The most recent commercial recording of the complete set was made the following year — in 2001 — and features the Choeur de femmes Calliope led by Régine Theodoresco. This recording offers all the music that Florent Schmitt created for female (or children’s) chorus. A finely crafted performance, this En bonnes voix is somewhat different in flavor from the ATMA recording since the Calliope singers are women rather than young girls. Originally released on the Calliope label, in subsequent years this recording has been reissued by Timpani Records.
As for excerpts from the complete set, La Mort du rossignol was recorded in 2016 by the Octopus Chamber Choir under the direction of Bart van Reyn (released on the Etcetera label as part of a recording titled “Birds of Paradise“).
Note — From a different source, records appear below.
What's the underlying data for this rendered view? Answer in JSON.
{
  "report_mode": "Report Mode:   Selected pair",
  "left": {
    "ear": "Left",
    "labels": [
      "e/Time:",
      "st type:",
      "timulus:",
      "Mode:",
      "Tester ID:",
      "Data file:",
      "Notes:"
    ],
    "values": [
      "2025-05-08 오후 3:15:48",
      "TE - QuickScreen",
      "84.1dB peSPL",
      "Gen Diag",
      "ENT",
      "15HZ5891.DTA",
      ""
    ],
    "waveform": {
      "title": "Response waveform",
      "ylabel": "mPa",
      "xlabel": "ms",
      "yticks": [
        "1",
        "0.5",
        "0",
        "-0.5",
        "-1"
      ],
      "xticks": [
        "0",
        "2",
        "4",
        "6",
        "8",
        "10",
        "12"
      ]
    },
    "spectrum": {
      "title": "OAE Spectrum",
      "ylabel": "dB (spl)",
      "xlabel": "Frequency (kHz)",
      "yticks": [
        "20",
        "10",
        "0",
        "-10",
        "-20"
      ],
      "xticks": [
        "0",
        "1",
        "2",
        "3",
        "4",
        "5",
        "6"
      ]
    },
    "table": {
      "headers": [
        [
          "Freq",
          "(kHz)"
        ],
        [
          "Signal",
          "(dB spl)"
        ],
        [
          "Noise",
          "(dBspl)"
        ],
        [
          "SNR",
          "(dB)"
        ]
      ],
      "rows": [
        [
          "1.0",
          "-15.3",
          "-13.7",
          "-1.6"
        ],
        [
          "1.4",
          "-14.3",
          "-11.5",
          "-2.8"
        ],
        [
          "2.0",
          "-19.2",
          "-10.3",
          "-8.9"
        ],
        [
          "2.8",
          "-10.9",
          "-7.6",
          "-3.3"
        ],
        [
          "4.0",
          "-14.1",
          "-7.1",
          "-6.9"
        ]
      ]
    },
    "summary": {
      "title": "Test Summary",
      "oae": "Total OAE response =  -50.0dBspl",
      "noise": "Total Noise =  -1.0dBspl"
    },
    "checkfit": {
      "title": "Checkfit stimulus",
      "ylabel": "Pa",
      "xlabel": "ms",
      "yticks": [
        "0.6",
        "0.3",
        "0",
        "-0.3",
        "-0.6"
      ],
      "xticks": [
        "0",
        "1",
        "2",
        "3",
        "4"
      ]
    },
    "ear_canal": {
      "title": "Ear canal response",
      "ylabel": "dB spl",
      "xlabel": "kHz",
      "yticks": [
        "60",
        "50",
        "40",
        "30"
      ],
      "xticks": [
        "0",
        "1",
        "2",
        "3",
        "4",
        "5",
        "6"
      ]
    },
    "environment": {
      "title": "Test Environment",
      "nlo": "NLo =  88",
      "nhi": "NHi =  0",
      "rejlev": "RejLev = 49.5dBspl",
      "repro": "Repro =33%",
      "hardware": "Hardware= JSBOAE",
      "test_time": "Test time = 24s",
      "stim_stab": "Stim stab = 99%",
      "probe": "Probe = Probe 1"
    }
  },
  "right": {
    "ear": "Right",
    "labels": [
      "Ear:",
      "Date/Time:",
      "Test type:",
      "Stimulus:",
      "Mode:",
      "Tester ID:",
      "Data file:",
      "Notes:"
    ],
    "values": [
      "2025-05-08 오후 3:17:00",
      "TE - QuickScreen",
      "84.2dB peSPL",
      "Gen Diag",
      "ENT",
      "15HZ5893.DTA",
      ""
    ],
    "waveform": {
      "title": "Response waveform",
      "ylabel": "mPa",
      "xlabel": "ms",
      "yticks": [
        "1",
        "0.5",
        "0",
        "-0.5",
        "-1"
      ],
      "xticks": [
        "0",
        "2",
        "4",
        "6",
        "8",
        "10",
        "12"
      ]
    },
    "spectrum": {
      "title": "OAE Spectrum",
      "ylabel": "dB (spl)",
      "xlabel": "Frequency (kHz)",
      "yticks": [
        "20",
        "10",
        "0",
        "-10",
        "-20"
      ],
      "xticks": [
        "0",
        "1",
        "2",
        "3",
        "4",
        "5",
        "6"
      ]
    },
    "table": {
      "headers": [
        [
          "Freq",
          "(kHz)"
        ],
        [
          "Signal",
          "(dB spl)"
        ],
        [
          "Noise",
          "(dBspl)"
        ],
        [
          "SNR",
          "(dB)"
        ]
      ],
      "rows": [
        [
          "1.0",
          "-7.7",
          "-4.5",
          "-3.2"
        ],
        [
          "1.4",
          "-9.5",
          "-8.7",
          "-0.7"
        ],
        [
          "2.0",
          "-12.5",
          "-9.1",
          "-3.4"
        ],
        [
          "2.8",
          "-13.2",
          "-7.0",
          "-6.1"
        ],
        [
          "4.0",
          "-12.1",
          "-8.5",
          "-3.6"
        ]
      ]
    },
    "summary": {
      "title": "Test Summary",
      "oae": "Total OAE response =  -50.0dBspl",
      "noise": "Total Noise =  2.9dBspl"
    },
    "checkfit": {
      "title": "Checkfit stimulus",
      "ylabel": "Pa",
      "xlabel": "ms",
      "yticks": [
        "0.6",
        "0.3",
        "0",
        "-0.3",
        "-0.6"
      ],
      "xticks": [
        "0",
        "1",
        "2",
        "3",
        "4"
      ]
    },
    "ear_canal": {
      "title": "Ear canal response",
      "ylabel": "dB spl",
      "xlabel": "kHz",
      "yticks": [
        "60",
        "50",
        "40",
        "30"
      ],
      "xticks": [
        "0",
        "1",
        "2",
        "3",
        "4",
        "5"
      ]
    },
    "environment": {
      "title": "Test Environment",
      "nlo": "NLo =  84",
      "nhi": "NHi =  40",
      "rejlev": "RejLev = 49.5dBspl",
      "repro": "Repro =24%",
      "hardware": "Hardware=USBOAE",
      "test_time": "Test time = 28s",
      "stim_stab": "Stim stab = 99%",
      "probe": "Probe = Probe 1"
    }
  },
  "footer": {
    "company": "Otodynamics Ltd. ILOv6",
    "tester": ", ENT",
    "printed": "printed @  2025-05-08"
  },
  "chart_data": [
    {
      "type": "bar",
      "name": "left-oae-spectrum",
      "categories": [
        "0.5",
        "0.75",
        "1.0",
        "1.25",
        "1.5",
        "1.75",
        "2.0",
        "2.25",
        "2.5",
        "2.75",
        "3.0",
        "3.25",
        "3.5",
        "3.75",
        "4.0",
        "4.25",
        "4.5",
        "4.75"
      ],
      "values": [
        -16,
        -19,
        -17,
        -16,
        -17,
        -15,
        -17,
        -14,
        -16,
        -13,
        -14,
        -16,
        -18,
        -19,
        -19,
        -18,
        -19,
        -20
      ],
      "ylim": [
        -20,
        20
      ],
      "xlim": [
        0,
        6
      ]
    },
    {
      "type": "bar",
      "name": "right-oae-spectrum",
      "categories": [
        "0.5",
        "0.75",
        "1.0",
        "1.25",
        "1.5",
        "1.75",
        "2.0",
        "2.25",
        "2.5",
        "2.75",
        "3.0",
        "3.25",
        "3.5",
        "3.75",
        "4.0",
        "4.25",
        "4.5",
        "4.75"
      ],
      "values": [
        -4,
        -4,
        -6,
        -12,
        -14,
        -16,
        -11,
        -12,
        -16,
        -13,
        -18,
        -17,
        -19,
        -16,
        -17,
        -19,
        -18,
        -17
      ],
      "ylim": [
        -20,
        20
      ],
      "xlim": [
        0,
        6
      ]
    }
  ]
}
On the basis of recent history, for En bonnes voix the trajectory appears to be positive. As the score becomes better known to choral directors, my expectation is that its various movements will be performed with greater frequency. Musically rewarding for performers, they will also appeal to today’s audiences who are better accustomed to the harmonic surprises that exist within the music’s tonal framework.
At the same time, En bonnes voix reflects Schmitt’s own love of literary inspiration — a composer who, according to Alain Patrick Olivier, “savored with equal taste, independence and ironic detachment the broadest array of musical and literary references.”